Besides, we evaluate the model performance in different time sections of day. We divide trajectories into various groups by their attributes: date, time, distance, duration, and length. There is no difference in prediction score between the work day and holiday groups. When we move to analyze the time influence of the prediction performance as Figure 8 shows, we find that trajectories during late evening and early morning are more predictable than other time sections, but it is not easy to predict during the working hours. It means that the user transits during night time with more clear travel intention.

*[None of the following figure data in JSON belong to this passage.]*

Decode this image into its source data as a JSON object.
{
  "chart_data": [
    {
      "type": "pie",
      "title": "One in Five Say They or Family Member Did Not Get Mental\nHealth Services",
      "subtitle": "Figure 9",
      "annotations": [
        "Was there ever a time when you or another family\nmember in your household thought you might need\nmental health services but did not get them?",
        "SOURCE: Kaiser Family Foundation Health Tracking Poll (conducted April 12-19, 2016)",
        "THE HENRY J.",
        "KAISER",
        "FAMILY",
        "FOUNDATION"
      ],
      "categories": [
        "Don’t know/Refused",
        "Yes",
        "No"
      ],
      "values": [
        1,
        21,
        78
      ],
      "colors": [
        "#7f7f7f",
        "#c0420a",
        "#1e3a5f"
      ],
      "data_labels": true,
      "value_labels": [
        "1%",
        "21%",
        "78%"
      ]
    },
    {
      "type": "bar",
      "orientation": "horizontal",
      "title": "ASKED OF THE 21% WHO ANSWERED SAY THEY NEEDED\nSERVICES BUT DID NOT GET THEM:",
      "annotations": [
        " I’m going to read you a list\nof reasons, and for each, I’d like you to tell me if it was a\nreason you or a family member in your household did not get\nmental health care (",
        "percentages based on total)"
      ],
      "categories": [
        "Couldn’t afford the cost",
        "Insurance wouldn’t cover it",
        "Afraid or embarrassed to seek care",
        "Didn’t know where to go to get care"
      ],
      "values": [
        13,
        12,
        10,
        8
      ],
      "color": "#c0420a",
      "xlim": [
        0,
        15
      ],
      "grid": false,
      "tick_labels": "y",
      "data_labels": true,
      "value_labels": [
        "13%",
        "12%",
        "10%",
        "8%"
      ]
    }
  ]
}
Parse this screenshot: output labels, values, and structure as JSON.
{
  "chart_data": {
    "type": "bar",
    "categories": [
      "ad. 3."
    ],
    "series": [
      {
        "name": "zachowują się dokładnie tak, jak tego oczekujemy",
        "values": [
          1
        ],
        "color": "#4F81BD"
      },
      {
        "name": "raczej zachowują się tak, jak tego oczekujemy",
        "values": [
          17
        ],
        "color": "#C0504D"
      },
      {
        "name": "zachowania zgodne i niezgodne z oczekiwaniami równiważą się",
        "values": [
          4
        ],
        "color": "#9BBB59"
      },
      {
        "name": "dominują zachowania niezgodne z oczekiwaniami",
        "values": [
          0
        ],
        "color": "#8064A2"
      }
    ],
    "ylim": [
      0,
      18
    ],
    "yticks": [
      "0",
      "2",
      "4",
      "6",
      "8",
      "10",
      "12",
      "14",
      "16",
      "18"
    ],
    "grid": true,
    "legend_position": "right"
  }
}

According to the statistic value and power law distribution shown in Figure 6, the majority length of trajectory for urban travel dataset varies from 5 to 50. Figure 9 plots the prediction accuracy obtained by all three AI-RNN models. Evaluation results demonstrate that the accuracy value varies significantly but has the same trend on all models. The performance trend is increased with the growth of the length, which is contrary to the overview of the article [7] mentioned.

Works close to our task can be classified into two categories: pattern-based methods and graph-based methods. In what follows, we provide a brief overview of related work in these fields.

5.1. Pattern-Based Methods

A large number of approaches for trajectory prediction using statistics, like probability-based approach, time series, and Markov predictors, have been proposed before the rise of deep learning. Wiest et al. [22] introduced probabilistic modeling, Gaussian mixture models, which can not only get the prediction result but also learn a whole distribution over the future trajectories. Similar approaches were introduced in [23, 24]. Scellato et al. [25] introduced a spatiotemporal prediction framework based on nonlinear time series analysis [26, 27], which can estimate future times of arrival and residence times in the different significant places and where the user will be after a given time interval. Markov-based techniques have also been applied to the prediction of the destinations (geographical locations) of vehicles using, for example, partial trajectories [28]. Gambs et al. and Mathew et al. [29, 30] developed prediction location models with the Markov chains and hidden Markov models, respectively.

5.2. Relation Inductive Model

Graph-based semisupervised learning methods are used to classify the nodes and interpret the relationship between nodes [19, 31]. Moreover, since graphs are often related to other disciplines by their structures, the deep learning model for graph is critical towards decision-making problem. Researchers in articles [18, 32] summarized how to use GNNs and GCNs for relational reasoning using a unified framework called graph networks, and Lee et al. [33] reviewed the attention models for graphs. Based on the above structural learning, Yao et al. proposed a cluster-based model for location prediction, which aims at discovering groups of similar trajectories and revealing movement patterns [20]. The article [21] introduces a CNN-based approach for representing semantic trajectories and predicting future locations.

6. Conclusion

In this paper, we proposed the AI-RNN model with graph neural network and recurrent neural network. By augmenting the latent semantic of trajectory via suitable strategies, AI-RNN could improve the accuracy of next-location prediction in randomness and vagueness travel behaviors in the city. Compared with existing sequential-prediction algorithms, AI-RNN enjoys the advantage of partly utilizing the context information for every node in trajectory during the training phase. Experimental results based on real-world urban travel dataset and LBS check-in dataset show that AI-RNN outperforms the state-of-the-art baselines when the trajectories are continuous with short time interval. Additional experimental results illustrate that the duration and the distance could also make an effective influence on the performances.

Data Availability

The sample data have already been submitted and are present in GitHub. The whole dataset can be obtained via [email protected].

Conflicts of Interest

The authors declare that they have no conflicts of interest.

Acknowledgments

The research was supported by Research Support Project of Education of Zhejiang Province (No. Y201941372).